Category: connectivity microchips. The stock has experienced a 28% monthly pullback alongside reported 105% revenue growth. This is a good illustration of the current regime: strong growth metrics do not immunize a name from a valuation reset. Conversely, a sharp pullback can improve forward returns if the growth profile persists.

Revision activity can also matter here: the current snapshot notes 12 upward revisions in 90 days and 0 downward. While revisions are not a guarantee, they often reflect improving expectations that may not yet be fully reflected in the price.

AppLovin (APP)

Profile: A+ growth and profitability. In a market that intermittently rewards defensiveness, the combination of growth and profitability can be a differentiator. The analytical task is to confirm that profitability is not a one-off (e.g., driven by temporary margin factors) and that growth is not overly dependent on a single channel or customer concentration.

Globus Medical (GMED)

Theme: AI applied to medical equipment and surgical optimization. The profile includes 68% EBIT growth. Healthcare is often a slower adoption domain; however, when AI is embedded in workflow and instrumentation, progress can be incremental and measurable rather than purely conceptual.

Filtering signal from noise: sentiment, insider selling, and revisions

When volatility is high, narrative tends to expand. It is tempting to anchor on daily commentary, viral takes, and short-term price moves. Conversely, a more stable approach is to prioritize what changes slowly and compounds: revenue, earnings power, and the forward expectation set.

Insider selling is a common source of headline anxiety, but it is not always a clean signal of negative conviction; compensation structure and diversification can drive sales even when the underlying business is healthy. Meanwhile, analyst estimate revisions—especially when they trend consistently in one direction—can serve as a practical summary of how the expectation set is moving.

A useful mental model is the “staircase” pattern: when revenue and EPS increase quarter over quarter, the fundamentals are climbing even if price is temporarily falling. In that setup, a dip can be a gift rather than a warning—provided the next few quarters continue to validate the trend.

Caveats and limits

  • High growth does not eliminate risk. 20–30% drawdowns can repeat, and liquidity can vanish quickly in risk-off rotations.
  • Revisions can reverse. Upward estimate changes are helpful context, but they can lag real-time business conditions and can shift rapidly after guidance updates.
  • Mix matters. Revenue growth and EPS growth are summary metrics; margin sustainability, customer concentration, and capex intensity can materially change the investment profile.
  • Watch valuation and duration. Even strong businesses can underperform if multiples compress due to rates, risk premia, or changing market regimes.

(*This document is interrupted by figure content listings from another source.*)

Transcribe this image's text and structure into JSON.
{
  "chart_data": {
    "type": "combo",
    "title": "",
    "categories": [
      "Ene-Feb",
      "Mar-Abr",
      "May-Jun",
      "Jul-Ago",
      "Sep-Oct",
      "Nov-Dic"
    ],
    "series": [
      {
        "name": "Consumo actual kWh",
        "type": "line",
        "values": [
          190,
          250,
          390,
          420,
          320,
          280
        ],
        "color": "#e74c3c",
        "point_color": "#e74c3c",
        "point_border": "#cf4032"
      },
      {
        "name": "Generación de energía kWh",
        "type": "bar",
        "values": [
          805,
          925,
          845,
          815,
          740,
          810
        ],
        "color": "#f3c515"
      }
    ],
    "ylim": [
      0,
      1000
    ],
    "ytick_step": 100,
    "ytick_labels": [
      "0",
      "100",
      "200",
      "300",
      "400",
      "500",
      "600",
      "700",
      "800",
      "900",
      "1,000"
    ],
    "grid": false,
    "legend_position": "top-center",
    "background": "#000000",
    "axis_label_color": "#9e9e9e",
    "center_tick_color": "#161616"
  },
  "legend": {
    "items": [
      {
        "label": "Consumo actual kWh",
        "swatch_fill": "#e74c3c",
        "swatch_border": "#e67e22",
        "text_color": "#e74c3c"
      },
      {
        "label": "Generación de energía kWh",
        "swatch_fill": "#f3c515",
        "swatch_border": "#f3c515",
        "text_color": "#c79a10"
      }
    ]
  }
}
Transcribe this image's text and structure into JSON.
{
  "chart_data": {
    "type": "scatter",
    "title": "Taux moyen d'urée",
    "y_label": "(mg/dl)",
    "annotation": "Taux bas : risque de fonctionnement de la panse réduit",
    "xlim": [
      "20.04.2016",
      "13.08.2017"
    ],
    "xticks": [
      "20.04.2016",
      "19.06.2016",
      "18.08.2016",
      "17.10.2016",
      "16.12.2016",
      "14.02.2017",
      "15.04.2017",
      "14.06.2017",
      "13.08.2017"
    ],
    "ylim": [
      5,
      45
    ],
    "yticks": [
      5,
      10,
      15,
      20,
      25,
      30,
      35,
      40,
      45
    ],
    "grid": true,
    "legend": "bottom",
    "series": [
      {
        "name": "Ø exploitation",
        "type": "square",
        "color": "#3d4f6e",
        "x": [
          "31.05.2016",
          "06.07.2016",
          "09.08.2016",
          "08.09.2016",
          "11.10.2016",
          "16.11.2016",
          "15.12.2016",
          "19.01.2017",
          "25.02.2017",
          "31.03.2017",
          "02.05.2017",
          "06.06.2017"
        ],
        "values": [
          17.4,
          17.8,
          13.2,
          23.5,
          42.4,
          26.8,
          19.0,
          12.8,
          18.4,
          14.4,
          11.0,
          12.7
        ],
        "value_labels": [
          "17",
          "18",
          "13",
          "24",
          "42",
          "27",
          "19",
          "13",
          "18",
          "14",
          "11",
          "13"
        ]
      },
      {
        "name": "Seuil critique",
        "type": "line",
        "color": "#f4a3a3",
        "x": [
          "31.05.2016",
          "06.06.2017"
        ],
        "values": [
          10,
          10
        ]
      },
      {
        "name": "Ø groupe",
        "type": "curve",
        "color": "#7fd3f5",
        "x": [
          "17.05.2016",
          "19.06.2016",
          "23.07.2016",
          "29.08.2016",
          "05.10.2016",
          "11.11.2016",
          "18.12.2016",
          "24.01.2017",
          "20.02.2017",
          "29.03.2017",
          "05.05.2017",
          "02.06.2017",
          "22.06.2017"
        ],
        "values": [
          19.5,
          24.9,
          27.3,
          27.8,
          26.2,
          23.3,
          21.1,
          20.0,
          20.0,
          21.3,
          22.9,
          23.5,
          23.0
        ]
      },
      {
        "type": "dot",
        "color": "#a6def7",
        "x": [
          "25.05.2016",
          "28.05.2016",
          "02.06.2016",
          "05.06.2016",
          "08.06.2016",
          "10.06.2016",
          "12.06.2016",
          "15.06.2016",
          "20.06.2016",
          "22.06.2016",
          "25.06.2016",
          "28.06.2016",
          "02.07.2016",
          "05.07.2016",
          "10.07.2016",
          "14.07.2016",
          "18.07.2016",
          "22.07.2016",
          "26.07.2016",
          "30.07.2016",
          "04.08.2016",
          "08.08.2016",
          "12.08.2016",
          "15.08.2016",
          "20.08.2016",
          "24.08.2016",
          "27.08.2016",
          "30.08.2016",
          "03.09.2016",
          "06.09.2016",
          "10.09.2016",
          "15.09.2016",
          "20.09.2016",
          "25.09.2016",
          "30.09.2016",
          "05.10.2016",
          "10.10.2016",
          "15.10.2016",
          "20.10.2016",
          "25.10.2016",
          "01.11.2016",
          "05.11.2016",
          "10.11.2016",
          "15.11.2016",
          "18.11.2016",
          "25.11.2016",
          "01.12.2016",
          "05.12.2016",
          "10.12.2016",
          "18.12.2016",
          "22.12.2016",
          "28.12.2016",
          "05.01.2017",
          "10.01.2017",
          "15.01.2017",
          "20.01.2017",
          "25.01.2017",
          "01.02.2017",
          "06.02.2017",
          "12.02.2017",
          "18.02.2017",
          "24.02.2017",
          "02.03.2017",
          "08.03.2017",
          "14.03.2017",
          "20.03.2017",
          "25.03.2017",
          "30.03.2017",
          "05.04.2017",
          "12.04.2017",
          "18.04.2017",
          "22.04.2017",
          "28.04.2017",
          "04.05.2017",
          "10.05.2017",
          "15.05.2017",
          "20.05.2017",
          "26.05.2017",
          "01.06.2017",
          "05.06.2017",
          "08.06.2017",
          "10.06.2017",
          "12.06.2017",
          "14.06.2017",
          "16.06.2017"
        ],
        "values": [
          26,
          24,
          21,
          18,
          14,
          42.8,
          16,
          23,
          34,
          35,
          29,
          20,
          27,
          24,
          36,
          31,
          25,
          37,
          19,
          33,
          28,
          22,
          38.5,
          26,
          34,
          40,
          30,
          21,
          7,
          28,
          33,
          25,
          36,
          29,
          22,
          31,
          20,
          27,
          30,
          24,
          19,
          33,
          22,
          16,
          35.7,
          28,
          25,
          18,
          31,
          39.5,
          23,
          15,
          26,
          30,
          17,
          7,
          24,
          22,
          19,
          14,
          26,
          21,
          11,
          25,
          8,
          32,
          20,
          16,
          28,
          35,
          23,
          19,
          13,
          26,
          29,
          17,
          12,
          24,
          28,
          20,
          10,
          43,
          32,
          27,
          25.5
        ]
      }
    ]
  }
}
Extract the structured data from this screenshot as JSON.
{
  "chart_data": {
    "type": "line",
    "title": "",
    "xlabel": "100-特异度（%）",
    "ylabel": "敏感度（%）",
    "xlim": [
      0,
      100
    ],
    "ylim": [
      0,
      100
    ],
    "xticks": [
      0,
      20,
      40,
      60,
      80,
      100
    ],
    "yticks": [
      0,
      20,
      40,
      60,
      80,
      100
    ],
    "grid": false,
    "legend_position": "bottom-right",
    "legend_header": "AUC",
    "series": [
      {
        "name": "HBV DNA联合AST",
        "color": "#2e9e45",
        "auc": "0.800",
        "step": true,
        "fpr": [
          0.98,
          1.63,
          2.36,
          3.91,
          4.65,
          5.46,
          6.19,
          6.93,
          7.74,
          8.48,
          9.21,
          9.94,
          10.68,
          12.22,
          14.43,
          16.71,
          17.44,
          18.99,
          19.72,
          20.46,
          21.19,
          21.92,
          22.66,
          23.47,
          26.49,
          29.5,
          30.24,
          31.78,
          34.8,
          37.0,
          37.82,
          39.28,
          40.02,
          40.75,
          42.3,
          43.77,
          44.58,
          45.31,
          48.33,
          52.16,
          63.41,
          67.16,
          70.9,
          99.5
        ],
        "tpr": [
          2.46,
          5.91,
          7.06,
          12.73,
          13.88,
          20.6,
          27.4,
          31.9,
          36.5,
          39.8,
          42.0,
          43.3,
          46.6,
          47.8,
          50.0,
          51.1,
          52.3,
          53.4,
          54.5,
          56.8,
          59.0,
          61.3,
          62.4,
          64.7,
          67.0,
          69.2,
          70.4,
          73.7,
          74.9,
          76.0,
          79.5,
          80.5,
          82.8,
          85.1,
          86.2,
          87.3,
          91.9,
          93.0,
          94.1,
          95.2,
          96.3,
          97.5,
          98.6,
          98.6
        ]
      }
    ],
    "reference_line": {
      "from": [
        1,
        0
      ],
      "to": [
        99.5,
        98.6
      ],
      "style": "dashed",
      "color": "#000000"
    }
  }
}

Practical checklist for the 2026 pullback

For investors considering AI exposure beyond the largest index constituents, a disciplined process can reduce the odds of confusing volatility with deterioration:

  • Confirm that revenue and EPS are improving quarter over quarter (the “staircase,” not a single spike).
  • Track estimate revisions around earnings and guidance updates; treat dispersion as a risk indicator.
  • Separate macro-driven drawdowns from company-specific breaks (product demand, competitive losses, or margin impairment).
  • Size positions for volatility; assume that pullbacks can deepen before fundamentals reassert themselves.